For Ft. Mitchell, the fire department is a costly endeavor as the city works to increase staffing there.

"It is important to have a professional fire department that is adequately staffed," Hehman said. The city needs a minimum of five EMS staff members for an ambulance or fire truck to tend to an emergency, he said. "We have been steadily moving towards this since our goal in 2014. We will continue to move to a five-staff model.

"It will require a deep dive into revenue options."

Currently, the fire department staffs four people around the clock, and during daytime peak hours has six or seven at the firehouse. "In the evening, we have to rely on mutual aid," Hehman said. 

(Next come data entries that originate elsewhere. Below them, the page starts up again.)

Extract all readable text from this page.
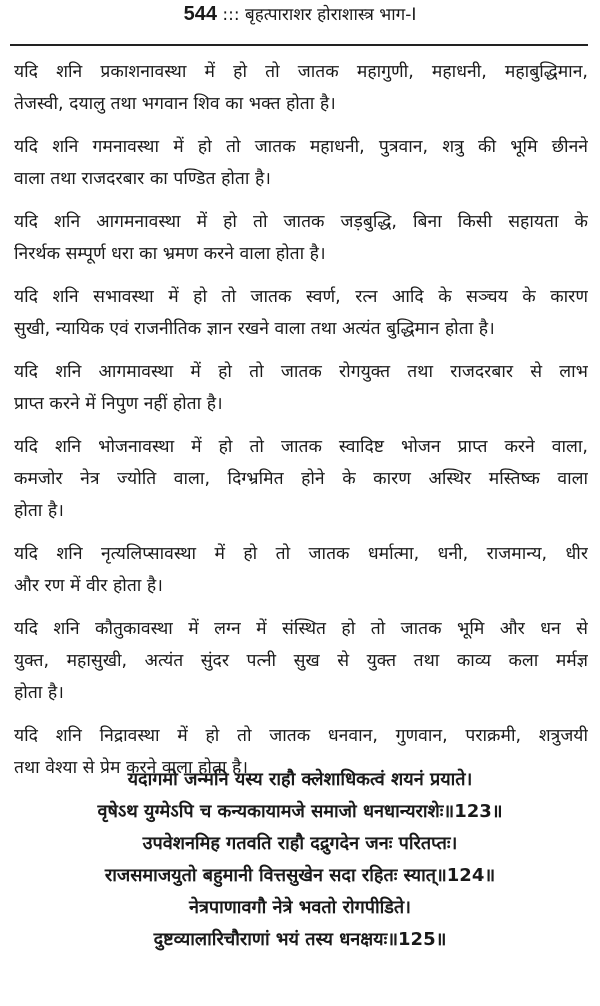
544 ::: बृहत्पाराशर होराशास्त्र भाग-I
यदि शनि प्रकाशनावस्था में हो तो जातक महागुणी, महाधनी, महाबुद्धिमान,
तेजस्वी, दयालु तथा भगवान शिव का भक्त होता है।
यदि शनि गमनावस्था में हो तो जातक महाधनी, पुत्रवान, शत्रु की भूमि छीनने
वाला तथा राजदरबार का पण्डित होता है।
यदि शनि आगमनावस्था में हो तो जातक जड़बुद्धि, बिना किसी सहायता के
निरर्थक सम्पूर्ण धरा का भ्रमण करने वाला होता है।
यदि शनि सभावस्था में हो तो जातक स्वर्ण, रत्न आदि के सञ्चय के कारण
सुखी, न्यायिक एवं राजनीतिक ज्ञान रखने वाला तथा अत्यंत बुद्धिमान होता है।
यदि शनि आगमावस्था में हो तो जातक रोगयुक्त तथा राजदरबार से लाभ
प्राप्त करने में निपुण नहीं होता है।
यदि शनि भोजनावस्था में हो तो जातक स्वादिष्ट भोजन प्राप्त करने वाला,
कमजोर नेत्र ज्योति वाला, दिग्भ्रमित होने के कारण अस्थिर मस्तिष्क वाला
होता है।
यदि शनि नृत्यलिप्सावस्था में हो तो जातक धर्मात्मा, धनी, राजमान्य, धीर
और रण में वीर होता है।
यदि शनि कौतुकावस्था में लग्न में संस्थित हो तो जातक भूमि और धन से
युक्त, महासुखी, अत्यंत सुंदर पत्नी सुख से युक्त तथा काव्य कला मर्मज्ञ
होता है।
यदि शनि निद्रावस्था में हो तो जातक धनवान, गुणवान, पराक्रमी, शत्रुजयी
तथा वेश्या से प्रेम करने वाला होता है।
यदागमो जन्मनि यस्य राहौ क्लेशाधिकत्वं शयनं प्रयाते।
वृषेऽथ युग्मेऽपि च कन्यकायामजे समाजो धनधान्यराशेः॥123॥
उपवेशनमिह गतवति राहौ दद्रुगदेन जनः परितप्तः।
राजसमाजयुतो बहुमानी वित्तसुखेन सदा रहितः स्यात्॥124॥
नेत्रपाणावगौ नेत्रे भवतो रोगपीडिते।
दुष्टव्यालारिचौराणां भयं तस्य धनक्षयः॥125॥
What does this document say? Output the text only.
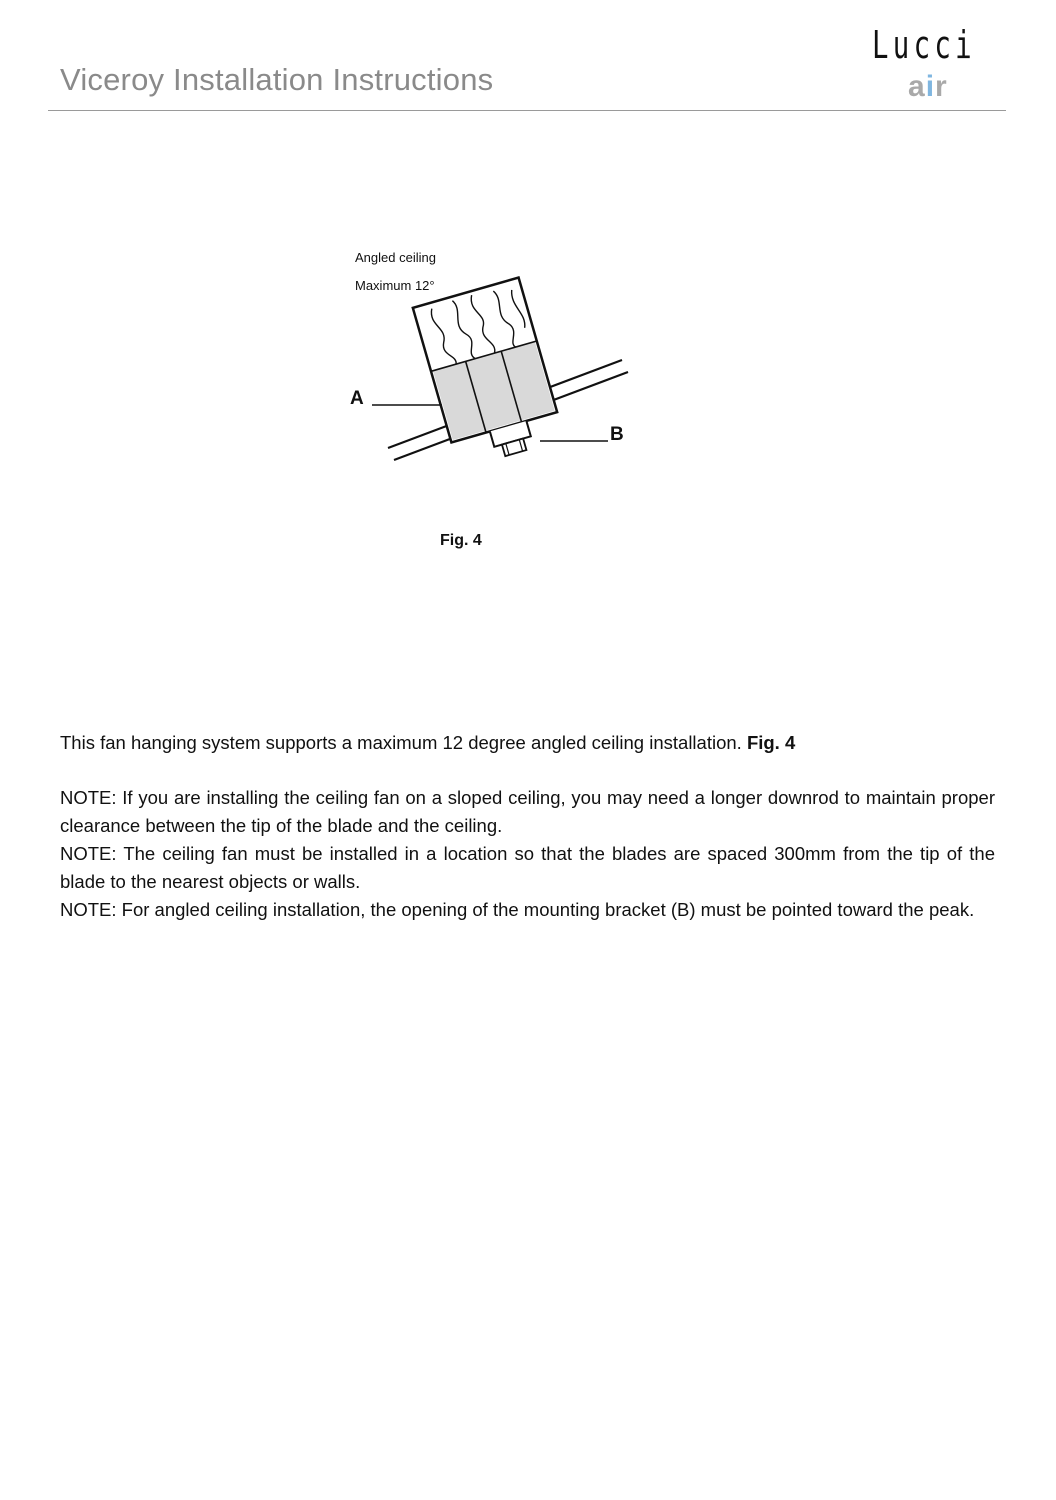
Viceroy Installation Instructions
Lucci
air
Angled ceiling
Maximum 12°
A
B
Fig. 4
This fan hanging system supports a maximum 12 degree angled ceiling installation. Fig. 4

NOTE: If you are installing the ceiling fan on a sloped ceiling, you may need a longer downrod to maintain proper clearance between the tip of the blade and the ceiling.

NOTE: The ceiling fan must be installed in a location so that the blades are spaced 300mm from the tip of the blade to the nearest objects or walls.

NOTE: For angled ceiling installation, the opening of the mounting bracket (B) must be pointed toward the peak.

To reach its goal of five staff members at the fire department around the clock, three full-time and two part-time firefighters would need to be hired.

The city is also purchasing a new ladder truck for the department. A dream purchase would be an aerial truck for the department, Hehman said, but, "How do I buy a million-dollar truck if I can't staff it?"

The City of Covington also adopted a budget with no increase to property taxes, but Mayor Joe Meyer called the $110 million all-funds budget "cautious and conservative."

"We have no intention of retreating on the momentum we've made, but given some pressures inflicted on us from outside the city, we're also not making promises that we will not be able to keep in the years ahead," Meyer said.

City Manager David Johnston called Covington's budget "the consummate status quo." "One that holds the line yet also defends the line," he said.

Nearly three-quarters of Covington's general fund is spent on police, fire, and public works. 

Like Ft. Mitchell, Covington is also feeling the pinch of increased pension contributions as mandated by the administration of Governor Matt Bevin. The city's pension bill for the 2019-20 fiscal year will be more than $8 million.

Covington also faces the imminent loss of its largest employer, the Internal Revenue Service, which is closing its "flat top" building along 4th Street in September. It is unclear how many jobs will be lost, but the city estimates about a $500,000 loss in payroll tax revenue.

Meanwhile, the Covington Fire Department hired eight new members in 2016 thanks to a federal grant that has now expired, meaning the city must pay about $611,000 in general fund money to keep those employees.

Additionally, there will be less property tax revenue from another of the city's larger employers, Fidelity Investments, which got a reduction of its assessed value of the Covington campus, reducing the city's collection by about $165,000 each year. Corporex is also seeking a reduction in its tax bill.

While downtown Covington has seen an influx of new businesses and residents, there has been little to no financial impact to the city's coffers.

Much of the growth downtown is rebated to developers or is reserved for other purposes outside the general fund.

Cities grappling with lower revenues and increased pension costs are finding little comfort from Kentucky Retirement Systems executive director David Eager. He visited the Kenton County Mayors Group this month in Park Hills, and while he heard an earful from local officials, Eager maintained that the pension fund shortfall in Frankfort developed over many years, and there isn't much of any relief available outside of increased contributions from municipalities.

"When the day of reckoning comes, it's a big bite and quite an impact," Eager told the mayors. "Those rates should have been going up over time."

Eager said the pension fund was shorted to free up money for schools, roads, and prisons, "and now the shoes are on the other foot because the pensions are going to have to be funded from schools and roads," he said. 

"There is no additional revenue. We've just reversed what we've done for close to twenty years."

Eager said that KRS is agnostic towards specific legislation that some argue could add funding for pensions, such as legal marijuana or casino gambling. "We're not in favor of any bill," he said. "But we can tell you how much money we need and it's up to the legislature and the government to get it.

"It's $1.2 billion to get where you need to get, but that's what we need. If we're to stay on track and get out of this in the next twenty-four years, we can't get less than we're getting now."